Suponho que o essencial é aumentar a sensibilidade e abertura, de modo a sentir como o outro pode ser beneficiado, não é? Desenvolvendo um interesse genuíno pela felicidade do outro as palavras correctas surgem naturalmente...
Por outro lado a acção pelas palavras correctas talvez ajudem ao desenvolvimento do tal interesse genuíno...
Mantém-se flexibilidade mental, vai-se mudando a perspectiva e tudo flui no mesmo sentido...
E se calhar muitas vezes o melhor é manter o "nobre silencio". Será que devia estar a comentar este post? :-)
:) Pois!
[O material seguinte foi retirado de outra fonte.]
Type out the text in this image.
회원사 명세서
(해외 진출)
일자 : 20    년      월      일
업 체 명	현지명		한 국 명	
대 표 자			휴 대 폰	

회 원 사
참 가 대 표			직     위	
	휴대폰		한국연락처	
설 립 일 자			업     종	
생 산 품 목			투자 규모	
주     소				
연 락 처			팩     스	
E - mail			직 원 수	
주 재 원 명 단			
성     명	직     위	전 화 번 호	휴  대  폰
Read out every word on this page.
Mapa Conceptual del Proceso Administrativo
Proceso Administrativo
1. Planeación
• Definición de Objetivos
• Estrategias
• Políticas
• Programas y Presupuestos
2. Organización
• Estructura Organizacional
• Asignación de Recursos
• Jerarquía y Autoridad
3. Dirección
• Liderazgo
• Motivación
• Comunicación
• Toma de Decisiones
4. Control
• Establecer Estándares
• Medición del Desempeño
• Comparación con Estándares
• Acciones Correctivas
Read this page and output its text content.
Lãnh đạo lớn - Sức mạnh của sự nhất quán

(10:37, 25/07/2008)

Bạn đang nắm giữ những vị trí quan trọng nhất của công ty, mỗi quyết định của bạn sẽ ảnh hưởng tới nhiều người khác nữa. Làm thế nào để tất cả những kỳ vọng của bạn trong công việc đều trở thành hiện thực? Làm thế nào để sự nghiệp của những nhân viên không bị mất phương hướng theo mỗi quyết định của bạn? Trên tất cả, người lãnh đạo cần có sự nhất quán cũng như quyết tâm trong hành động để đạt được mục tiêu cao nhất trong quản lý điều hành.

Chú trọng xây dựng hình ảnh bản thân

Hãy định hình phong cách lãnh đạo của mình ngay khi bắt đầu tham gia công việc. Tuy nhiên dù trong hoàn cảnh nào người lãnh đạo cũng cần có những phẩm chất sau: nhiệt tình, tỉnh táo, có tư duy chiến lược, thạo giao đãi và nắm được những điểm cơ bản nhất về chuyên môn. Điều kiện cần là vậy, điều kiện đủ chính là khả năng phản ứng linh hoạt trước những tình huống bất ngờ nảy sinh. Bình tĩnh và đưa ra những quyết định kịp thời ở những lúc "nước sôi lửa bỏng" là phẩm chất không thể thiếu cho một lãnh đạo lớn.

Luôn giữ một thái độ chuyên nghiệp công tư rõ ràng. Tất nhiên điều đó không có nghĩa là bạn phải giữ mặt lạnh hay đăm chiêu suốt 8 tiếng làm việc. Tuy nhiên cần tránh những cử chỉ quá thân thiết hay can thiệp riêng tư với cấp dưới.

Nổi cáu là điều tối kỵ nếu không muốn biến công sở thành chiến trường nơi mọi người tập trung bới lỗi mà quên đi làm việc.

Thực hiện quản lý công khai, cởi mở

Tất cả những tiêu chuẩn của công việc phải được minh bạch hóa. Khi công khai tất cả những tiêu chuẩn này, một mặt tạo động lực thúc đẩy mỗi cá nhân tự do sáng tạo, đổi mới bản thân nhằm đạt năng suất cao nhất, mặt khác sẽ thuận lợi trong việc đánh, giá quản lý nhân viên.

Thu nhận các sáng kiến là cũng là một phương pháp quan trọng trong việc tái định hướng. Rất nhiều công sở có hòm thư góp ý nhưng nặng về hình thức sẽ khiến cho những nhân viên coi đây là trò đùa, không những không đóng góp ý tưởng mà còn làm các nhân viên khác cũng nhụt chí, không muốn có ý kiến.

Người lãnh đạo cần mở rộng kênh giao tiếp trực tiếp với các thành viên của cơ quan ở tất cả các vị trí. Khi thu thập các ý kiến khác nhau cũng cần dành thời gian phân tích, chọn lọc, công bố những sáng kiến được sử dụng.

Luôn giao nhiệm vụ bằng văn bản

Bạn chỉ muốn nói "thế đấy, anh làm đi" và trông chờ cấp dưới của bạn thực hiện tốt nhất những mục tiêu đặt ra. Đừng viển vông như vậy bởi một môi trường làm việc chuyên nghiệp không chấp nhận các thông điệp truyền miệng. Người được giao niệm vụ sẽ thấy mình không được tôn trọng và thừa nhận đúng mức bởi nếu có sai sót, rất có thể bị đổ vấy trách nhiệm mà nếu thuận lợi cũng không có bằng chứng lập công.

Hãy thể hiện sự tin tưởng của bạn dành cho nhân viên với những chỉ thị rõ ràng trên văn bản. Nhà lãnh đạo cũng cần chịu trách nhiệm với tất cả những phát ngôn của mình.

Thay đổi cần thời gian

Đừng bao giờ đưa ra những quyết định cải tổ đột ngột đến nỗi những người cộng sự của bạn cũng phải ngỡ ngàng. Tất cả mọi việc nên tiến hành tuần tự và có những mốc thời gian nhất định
LOL
Claro que frequentemente deveríamos manter "o nobre silêncio" mas mesmo isso pode ser um terreno escorregadio, depende da nossa atitude, sempre.
O importante é saber se as palavras que vamos dizer trazem ou não algum benefício. Se não trouxerem, não se dizem. Se trouxerem, mesmo que desagradáveis, há que dizê-las, procurando uma forma compassiva e o melhor momento para as transmitir.
Isto dito assim, parece fácil...
:)
E ouvir, muito ouvir.
(Auditar, não era isso? eh eh )
pois, auditemos, auditemos :)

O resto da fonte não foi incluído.